Scott Sultran
Intranet consultant (age 32) in Olympia, Washington, whose 246-word e-mail to his live-in girlfriend of two years, freelance outsourcing advisor Errin Schur (age 31), proclaiming his “never-ending, never-changing” love for her and “really, really, really” apologizing for having copulated with, and been defecated more or less into his mouth by, her sister, corporate financial overseer Cheryle Schur-Lanthier (age 40), eight Saturday afternoons in a row at the Glass Castle Motel, failed to prevent the demise of his relationship with Ms. Schur four days later, a demise involving screaming on her part, hyperventilating on his part, and regret on Ms. Schur-Lanthier’s part over not having had diarrhea when “feeding that shithead, get it?”
Kandi Phannenstill
Sophomore business education major at the University of Nebraska at Kearney, whose final project in May 2003 for Expository Writing II, a 59-page paper titled “That Carnival of Concupiscence: The Mid-Twentieth Century Postromantic Voice in Clifford Lee Herbert’s White Line Down the Highway (A Sort of Memoir),” caused her to fail the course. She had maintained a hard-fought if tenuous C in it up until then. Her tendency to procrastinate had worsened after her lupus scare a few months earlier; as a result, she had written the paper over the two days before the due date, in a frenzy fueled by Krispy Kreme donuts, Red Bull energy drinks and generic caffeine supplements. Her instructor, Dr. Marsha Randolphs, sent her a 538-word e-mail the day she failed her, calling the paper “the ne plus ultra of academic thievery—an obvious and almost complete plagiarism of Dr. Asa Gilkerson’s well-known article of the same title in Text Internationale Quarterly, Fall 1996,” an article Ms. Phannenstill could not remember having ever read, at least on-line, where she had done all her research between chuckling over the Rate the Roadkill website.

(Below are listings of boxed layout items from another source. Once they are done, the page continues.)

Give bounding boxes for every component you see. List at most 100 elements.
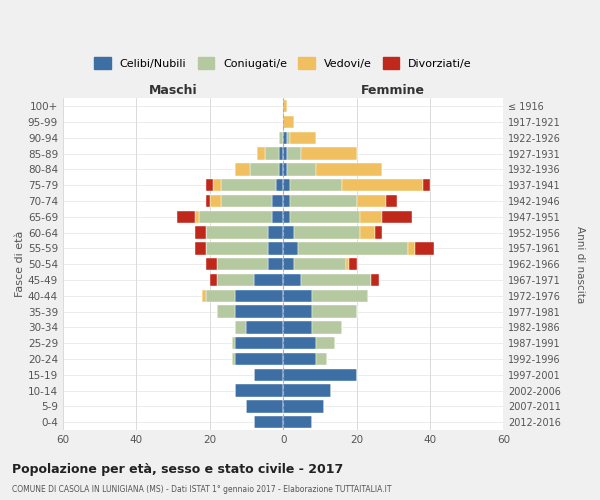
Bar	[356, 195, 386, 207]
Bar	[247, 400, 283, 412]
Bar	[283, 164, 287, 175]
Bar	[290, 179, 342, 192]
Text: Maschi: Maschi	[149, 84, 197, 96]
Bar	[217, 274, 254, 286]
Bar	[235, 164, 250, 175]
Bar	[276, 179, 283, 192]
Bar	[301, 274, 371, 286]
Bar	[360, 226, 375, 239]
Bar	[235, 353, 283, 365]
Bar	[195, 242, 206, 254]
Bar	[257, 148, 265, 160]
Bar	[232, 337, 235, 349]
Bar	[294, 226, 360, 239]
Bar	[221, 195, 272, 207]
Bar	[195, 226, 206, 239]
Bar	[283, 274, 301, 286]
Bar	[254, 416, 283, 428]
Bar	[287, 164, 316, 175]
Bar	[290, 210, 360, 223]
Bar	[210, 195, 221, 207]
Bar	[232, 353, 235, 365]
Bar	[206, 290, 235, 302]
Bar	[206, 195, 210, 207]
Bar	[408, 242, 415, 254]
Bar	[422, 179, 430, 192]
Bar	[206, 179, 214, 192]
Bar	[415, 242, 434, 254]
Bar	[316, 164, 382, 175]
Bar	[294, 258, 346, 270]
Bar	[235, 306, 283, 318]
Bar	[283, 322, 313, 334]
Bar	[283, 337, 316, 349]
Bar	[176, 210, 195, 223]
Bar	[235, 322, 247, 334]
Bar	[283, 179, 290, 192]
Text: COMUNE DI CASOLA IN LUNIGIANA (MS) - Dati ISTAT 1° gennaio 2017 - Elaborazione T: COMUNE DI CASOLA IN LUNIGIANA (MS) - Dat…	[12, 486, 392, 494]
Text: Popolazione per età, sesso e stato civile - 2017: Popolazione per età, sesso e stato civil…	[12, 462, 343, 475]
Bar	[283, 116, 294, 128]
Text: Femmine: Femmine	[361, 84, 425, 96]
Bar	[268, 242, 283, 254]
Bar	[283, 210, 290, 223]
Bar	[272, 195, 283, 207]
Bar	[382, 210, 412, 223]
Bar	[247, 322, 283, 334]
Bar	[283, 100, 287, 112]
Bar	[214, 179, 221, 192]
Bar	[283, 148, 287, 160]
Bar	[346, 258, 349, 270]
Bar	[235, 384, 283, 397]
Bar	[280, 132, 283, 144]
Bar	[316, 337, 335, 349]
Bar	[283, 226, 294, 239]
Bar	[268, 226, 283, 239]
Bar	[283, 384, 331, 397]
Bar	[283, 290, 313, 302]
Bar	[272, 210, 283, 223]
Bar	[371, 274, 379, 286]
Bar	[283, 353, 316, 365]
Y-axis label: Fasce di età: Fasce di età	[15, 231, 25, 298]
Bar	[287, 148, 301, 160]
Bar	[298, 242, 408, 254]
Legend: Celibi/Nubili, Coniugati/e, Vedovi/e, Divorziati/e: Celibi/Nubili, Coniugati/e, Vedovi/e, Di…	[94, 58, 472, 69]
Bar	[375, 226, 382, 239]
Bar	[206, 258, 217, 270]
Bar	[268, 258, 283, 270]
Bar	[254, 274, 283, 286]
Bar	[287, 132, 290, 144]
Bar	[283, 258, 294, 270]
Bar	[280, 164, 283, 175]
Bar	[313, 306, 356, 318]
Bar	[313, 290, 368, 302]
Bar	[206, 242, 268, 254]
Bar	[206, 226, 268, 239]
Bar	[283, 416, 313, 428]
Bar	[199, 210, 272, 223]
Bar	[283, 368, 356, 381]
Bar	[349, 258, 356, 270]
Bar	[283, 132, 287, 144]
Bar	[221, 179, 276, 192]
Y-axis label: Anni di nascita: Anni di nascita	[575, 226, 585, 303]
Bar	[283, 195, 290, 207]
Bar	[202, 290, 206, 302]
Bar	[235, 337, 283, 349]
Bar	[283, 242, 298, 254]
Bar	[283, 306, 313, 318]
Bar	[342, 179, 422, 192]
Bar	[217, 258, 268, 270]
Bar	[210, 274, 217, 286]
Bar	[283, 400, 323, 412]
Bar	[290, 132, 316, 144]
Bar	[301, 148, 356, 160]
Bar	[360, 210, 382, 223]
Bar	[217, 306, 235, 318]
Bar	[265, 148, 280, 160]
Bar	[280, 148, 283, 160]
Bar	[313, 322, 342, 334]
Bar	[235, 290, 283, 302]
Bar	[386, 195, 397, 207]
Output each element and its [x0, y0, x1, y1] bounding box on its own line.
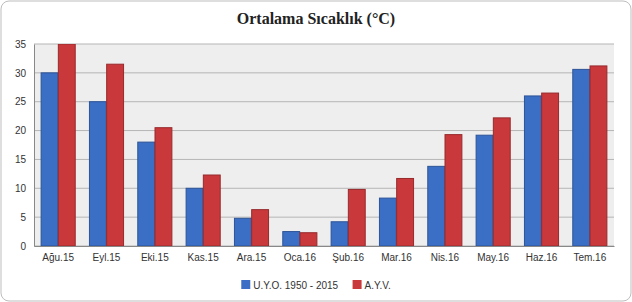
- x-tick-label: Eyl.15: [93, 252, 121, 263]
- y-tick: 0: [20, 241, 34, 252]
- bar: [397, 178, 414, 246]
- bar: [542, 93, 559, 246]
- bar: [186, 188, 203, 246]
- bar: [331, 222, 348, 246]
- x-tick-label: Tem.16: [573, 252, 606, 263]
- legend-swatch: [241, 280, 250, 289]
- bars: [41, 44, 607, 246]
- bar: [107, 64, 124, 246]
- y-tick-label: 5: [20, 212, 26, 223]
- y-tick: 35: [15, 39, 34, 50]
- bar: [89, 102, 106, 246]
- bar: [41, 73, 58, 246]
- x-tick: May.16: [477, 246, 509, 263]
- y-tick-label: 25: [15, 96, 27, 107]
- bar: [493, 118, 510, 246]
- bar: [283, 232, 300, 246]
- legend: U.Y.O. 1950 - 2015 A.Y.V.: [241, 280, 390, 291]
- bar: [524, 96, 541, 246]
- y-tick: 25: [15, 96, 34, 107]
- x-tick-label: Nis.16: [431, 252, 460, 263]
- chart-frame: [1, 1, 631, 301]
- y-tick: 30: [15, 68, 34, 79]
- x-tick-label: Şub.16: [332, 252, 364, 263]
- legend-item: A.Y.V.: [353, 280, 391, 291]
- legend-label: U.Y.O. 1950 - 2015: [253, 280, 338, 291]
- bar: [203, 175, 220, 246]
- legend-swatch: [353, 280, 362, 289]
- y-tick-label: 10: [15, 183, 27, 194]
- y-tick: 5: [20, 212, 34, 223]
- bar: [300, 233, 317, 246]
- series-bars: [58, 44, 607, 246]
- x-tick: Haz.16: [526, 246, 558, 263]
- legend-label: A.Y.V.: [365, 280, 391, 291]
- y-tick: 15: [15, 154, 34, 165]
- y-tick-label: 0: [20, 241, 26, 252]
- bar: [58, 44, 75, 246]
- bar: [138, 142, 155, 246]
- y-tick-label: 35: [15, 39, 27, 50]
- bar: [379, 198, 396, 246]
- x-tick: Şub.16: [332, 246, 364, 263]
- y-tick: 20: [15, 125, 34, 136]
- x-tick: Kas.15: [188, 246, 220, 263]
- bar: [348, 189, 365, 246]
- title: Ortalama Sıcaklık (°C): [237, 10, 395, 28]
- y-axis: 0 5 10 15 20 25 30 35: [15, 39, 35, 252]
- plot-background: [34, 44, 614, 246]
- grid-line: [34, 44, 614, 45]
- x-axis-line: [35, 246, 615, 247]
- x-tick: Ağu.15: [42, 246, 74, 263]
- x-tick-label: May.16: [477, 252, 509, 263]
- x-axis: Ağu.15 Eyl.15 Eki.15 Kas.15 Ara.15 Oca.16 Şub.…: [35, 246, 615, 263]
- x-tick-label: Eki.15: [141, 252, 169, 263]
- x-tick: Mar.16: [381, 246, 412, 263]
- grid: [34, 44, 614, 246]
- x-tick-label: Kas.15: [188, 252, 220, 263]
- bar: [234, 218, 251, 246]
- bar: [428, 166, 445, 246]
- x-tick-label: Ara.15: [237, 252, 267, 263]
- y-tick-label: 15: [15, 154, 27, 165]
- y-tick-label: 30: [15, 68, 27, 79]
- x-tick: Oca.16: [284, 246, 317, 263]
- x-tick-label: Oca.16: [284, 252, 317, 263]
- x-tick-label: Mar.16: [381, 252, 412, 263]
- x-tick: Eyl.15: [93, 246, 121, 263]
- bar: [573, 69, 590, 246]
- y-tick-label: 20: [15, 125, 27, 136]
- y-axis-line: [34, 45, 35, 247]
- bar: [155, 128, 172, 246]
- y-tick: 10: [15, 183, 34, 194]
- bar: [252, 210, 269, 246]
- chart: Ortalama Sıcaklık (°C) 0 5 10 15 20 25 30 35 Ağu.…: [0, 0, 632, 302]
- x-tick: Eki.15: [141, 246, 169, 263]
- plot: 0 5 10 15 20 25 30 35 Ağu.15 Eyl.15 Eki.15 Kas.15 Ar…: [15, 39, 615, 263]
- legend-item: U.Y.O. 1950 - 2015: [241, 280, 338, 291]
- bar: [476, 135, 493, 246]
- x-tick: Ara.15: [237, 246, 267, 263]
- x-tick-label: Ağu.15: [42, 252, 74, 263]
- bar: [590, 66, 607, 246]
- x-tick-label: Haz.16: [526, 252, 558, 263]
- x-tick: Tem.16: [573, 246, 606, 263]
- bar: [445, 135, 462, 246]
- x-tick: Nis.16: [431, 246, 460, 263]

The e-mail went on to list a dozen similarities “out of countless ones” between the two sources—e.g., “Gilkerson, p. 43: ‘the underlying significance of Lorna Lou’s merkin qua narrative impetus.’ You, p. 46: ‘the underlying significance of Lorna Lou’s merkin que [sic] narrative impetus.’ ” Ms. Phannenstill left college two days later, moved back into her parents’ house in Kearney and started work as a junior executive secretary/fellator at Gelman Feed. In March 2004, her 12-page essay “Red Bull and No Bull” appeared in Generation J: Young Adults Born Again in the Midwest (Omaha: u-print.com), an essay she had intentionally plagiarized in part from Allie Duncan’s “Majoring in Sin” in Freshword: Young People Return to Christ (Lincoln: Nimbus House, 1987).